Solidarity For Profit

One of the things that has struck me in my just under a year in operating a business, a Capitalist venture, is that there is a type of solidarity among businesses. It's not the type of solidarity where businesses people meet and figure out ways to keep down the working class, and it's not that businesses aren't competitive or cutthroat in their dealings with each other. But they draw a line when it comes to the right to profit. Businesses don't begrudge other businesses a profit. They know that another business person isn't going to do something unless there's a healthy profit in it for them. They pay without much question what other businesses charge them, recognizing that there has to be a healthy profit built into any transaction, and that these profits will be paid for by the consumer.

It's on this basis that the corporations who are Stratfor's customers are in solidarity, and on this basis that environmentalists, and all people, should be in solidarity.


Meanwhile my mighty fleet of trucks has just doubled. I bought a used truck that has a sleeper cab. The type of work I'm doing with my first truck -- which is what they call in trucking a "day cab," i.e. has no sleeper berth -- which is a fixed contract with one company, is hard to come by, but general freight, which goes through freight brokers, is fairly easy to come by, so I got a truck that can do both, hence the sleeper berth. I'll have to go through the whole permitting and registration process again, and buy a trailer, and find and hire someone to drive it.

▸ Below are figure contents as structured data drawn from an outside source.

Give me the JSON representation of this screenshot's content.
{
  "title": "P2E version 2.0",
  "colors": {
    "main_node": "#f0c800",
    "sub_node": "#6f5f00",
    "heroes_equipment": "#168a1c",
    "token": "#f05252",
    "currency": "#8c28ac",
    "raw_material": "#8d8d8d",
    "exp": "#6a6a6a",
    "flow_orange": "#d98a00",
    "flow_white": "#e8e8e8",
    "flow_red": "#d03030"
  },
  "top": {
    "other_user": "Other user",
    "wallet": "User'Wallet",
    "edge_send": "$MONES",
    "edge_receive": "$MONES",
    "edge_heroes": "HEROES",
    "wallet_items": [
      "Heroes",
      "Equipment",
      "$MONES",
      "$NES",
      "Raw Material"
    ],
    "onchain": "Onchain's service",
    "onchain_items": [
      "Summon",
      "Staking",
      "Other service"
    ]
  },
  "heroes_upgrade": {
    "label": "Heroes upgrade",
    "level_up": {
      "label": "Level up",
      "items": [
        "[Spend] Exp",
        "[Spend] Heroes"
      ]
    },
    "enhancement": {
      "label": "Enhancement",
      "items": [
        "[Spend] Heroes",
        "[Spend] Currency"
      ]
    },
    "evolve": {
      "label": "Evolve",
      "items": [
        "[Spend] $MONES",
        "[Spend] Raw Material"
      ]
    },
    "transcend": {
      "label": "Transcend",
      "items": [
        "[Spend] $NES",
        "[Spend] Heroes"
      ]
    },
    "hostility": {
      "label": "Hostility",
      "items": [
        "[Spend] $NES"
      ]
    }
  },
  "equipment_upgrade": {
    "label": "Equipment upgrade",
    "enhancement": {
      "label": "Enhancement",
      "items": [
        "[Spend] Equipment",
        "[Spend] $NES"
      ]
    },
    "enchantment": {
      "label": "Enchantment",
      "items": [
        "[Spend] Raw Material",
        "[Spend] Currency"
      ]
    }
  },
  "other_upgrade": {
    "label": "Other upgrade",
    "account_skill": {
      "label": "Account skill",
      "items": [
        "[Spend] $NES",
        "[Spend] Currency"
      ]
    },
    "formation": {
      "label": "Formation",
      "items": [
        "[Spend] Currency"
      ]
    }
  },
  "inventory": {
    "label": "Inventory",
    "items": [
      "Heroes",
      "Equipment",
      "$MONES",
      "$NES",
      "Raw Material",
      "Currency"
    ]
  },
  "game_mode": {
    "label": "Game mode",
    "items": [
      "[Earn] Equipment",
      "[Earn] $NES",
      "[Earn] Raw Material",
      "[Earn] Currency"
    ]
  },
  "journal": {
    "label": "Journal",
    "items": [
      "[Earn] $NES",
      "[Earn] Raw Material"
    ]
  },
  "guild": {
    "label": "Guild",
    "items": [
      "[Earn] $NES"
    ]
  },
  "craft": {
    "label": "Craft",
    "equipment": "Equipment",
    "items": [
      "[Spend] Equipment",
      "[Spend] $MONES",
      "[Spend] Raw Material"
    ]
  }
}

2006 Freightliner Midroof, sometimes called a flattop


I've been in conversation with someone who I think can get good paying general freight loads for it, so I decided to do it now, because it's tax time. I got a glimpse, when I owned a duplex once, of how beneficial the tax system is for business in this country. I can tell you now that it's a full blown racket, set up entirely for the benefit of businesses and not for the masses.

You can argue that it helps me expand the business more quickly, and it does. I don't like credit and didn't use credit for my first truck, but the tax advantages of using credit were pointed out to me when I recently talked with an accountant. It amounts to a big discount on this truck. It will pay for the permitting and registration and buy the trailer. It helps me create one job.

But it's all underwritten, remember, by the US consumer, who supplies the demand that makes the freight I haul possible which makes the freight rates I receive possible, and who pay the taxes that I won't pay that pave the roads I drive on and repair the bridges all up and down I-40 that are being replaced one by one.